Natürlich müsste die bestehende Infrastruktur (die Parkplätze) auf privaten, öffentlichen und gewerblichen Grund dafür umgebaut werden – aber ich sehe darin kein ausschließlichen Zwang für große Ladeleistungen.
McGybrush meint
Ich kann Privat nicht laden da es an der Strasse nicht mal Laternen gibt wo man Strom bereitstellen könnte.
Gleiche Problem auch hier.
Wohnblock 5 Stockwerke mal 4 Aufgänge * 10 Wohnungen.
Also 40 Leute pro Wohnblock. Im Schnitt fährt man 280km die Woche. Jetzt müsste man bei AC so lange Laden das man 4 Pro Tag voll bekommen könnte. Man brauch also 10 Tage wenn alle 40 Parteien in 4 Schichten sich eine Ladesäule Teilen. Fehlen aber noch 3 Tage.

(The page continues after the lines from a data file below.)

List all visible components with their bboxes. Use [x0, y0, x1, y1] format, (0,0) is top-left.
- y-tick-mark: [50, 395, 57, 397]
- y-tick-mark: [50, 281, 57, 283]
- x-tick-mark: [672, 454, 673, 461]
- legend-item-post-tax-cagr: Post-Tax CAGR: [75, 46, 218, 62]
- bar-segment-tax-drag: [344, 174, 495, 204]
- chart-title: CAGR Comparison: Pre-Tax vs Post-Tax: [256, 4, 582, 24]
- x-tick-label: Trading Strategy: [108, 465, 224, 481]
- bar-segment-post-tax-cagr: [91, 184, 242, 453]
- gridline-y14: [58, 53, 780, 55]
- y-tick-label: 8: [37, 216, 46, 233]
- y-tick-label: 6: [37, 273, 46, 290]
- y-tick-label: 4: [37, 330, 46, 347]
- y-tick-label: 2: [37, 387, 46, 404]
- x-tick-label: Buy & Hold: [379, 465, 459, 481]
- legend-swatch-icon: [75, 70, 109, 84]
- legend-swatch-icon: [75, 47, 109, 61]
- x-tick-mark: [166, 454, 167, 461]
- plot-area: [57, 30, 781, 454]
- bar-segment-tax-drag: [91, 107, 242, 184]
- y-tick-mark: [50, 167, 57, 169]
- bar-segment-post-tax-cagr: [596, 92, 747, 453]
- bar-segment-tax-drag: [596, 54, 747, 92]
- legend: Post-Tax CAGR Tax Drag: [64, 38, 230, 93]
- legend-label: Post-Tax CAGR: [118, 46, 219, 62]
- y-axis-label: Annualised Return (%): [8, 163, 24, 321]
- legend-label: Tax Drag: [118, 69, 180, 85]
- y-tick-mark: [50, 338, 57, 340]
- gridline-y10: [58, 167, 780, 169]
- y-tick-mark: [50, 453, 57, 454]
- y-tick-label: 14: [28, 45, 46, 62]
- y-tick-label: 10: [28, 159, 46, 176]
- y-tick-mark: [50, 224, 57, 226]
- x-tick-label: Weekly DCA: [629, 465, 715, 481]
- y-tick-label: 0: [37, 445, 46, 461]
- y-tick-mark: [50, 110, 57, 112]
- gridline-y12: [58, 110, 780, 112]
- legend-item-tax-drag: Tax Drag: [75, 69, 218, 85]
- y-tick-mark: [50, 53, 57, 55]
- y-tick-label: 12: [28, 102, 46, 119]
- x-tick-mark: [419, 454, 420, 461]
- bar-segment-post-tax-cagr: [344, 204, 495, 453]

Jetzt kann man entweder eine Schnelladesäule am Supermarkt hinstellen wo alle 30min zwangsläufig der Parkplatz geräumt wird oder eine Schnelladesäule vor dem Wohnblock. Glaube aber nicht das dort alle 30min die Autos durchgetauscht werden. Sie werden von einem Auto blockiert, das wars.
Heisst. An Wohnbocks müssten zig Schnarchlader Ladesäulen hin ODER an Supermarkt halt 1-2 Schnelladesäulen die 20 Pro Tag x 6 Einkaufstage 180Autos die Woche nebenbei abfertigen können die dann nirgens mehr Laden müssten.
Und die Hälfte der Bevölkerung kann eben nicht zuhause laden.
Auf Arbeit wäre jetzt das gleiche. Jeder braucht so seine Schnarchlader da die Autos nie durchgewechselt werden. Find ich unsinniger da zig Ladesäulen mehr kosten als eine Schnelle.
NurMalSo meint
In deiner Annahme, gehst du aber davon aus, dass alle 40 Leute auch ein Auto haben, sogar ein eAuto und es für den gesamten Wohnblock nur eine einzoge Ladesäule gibt.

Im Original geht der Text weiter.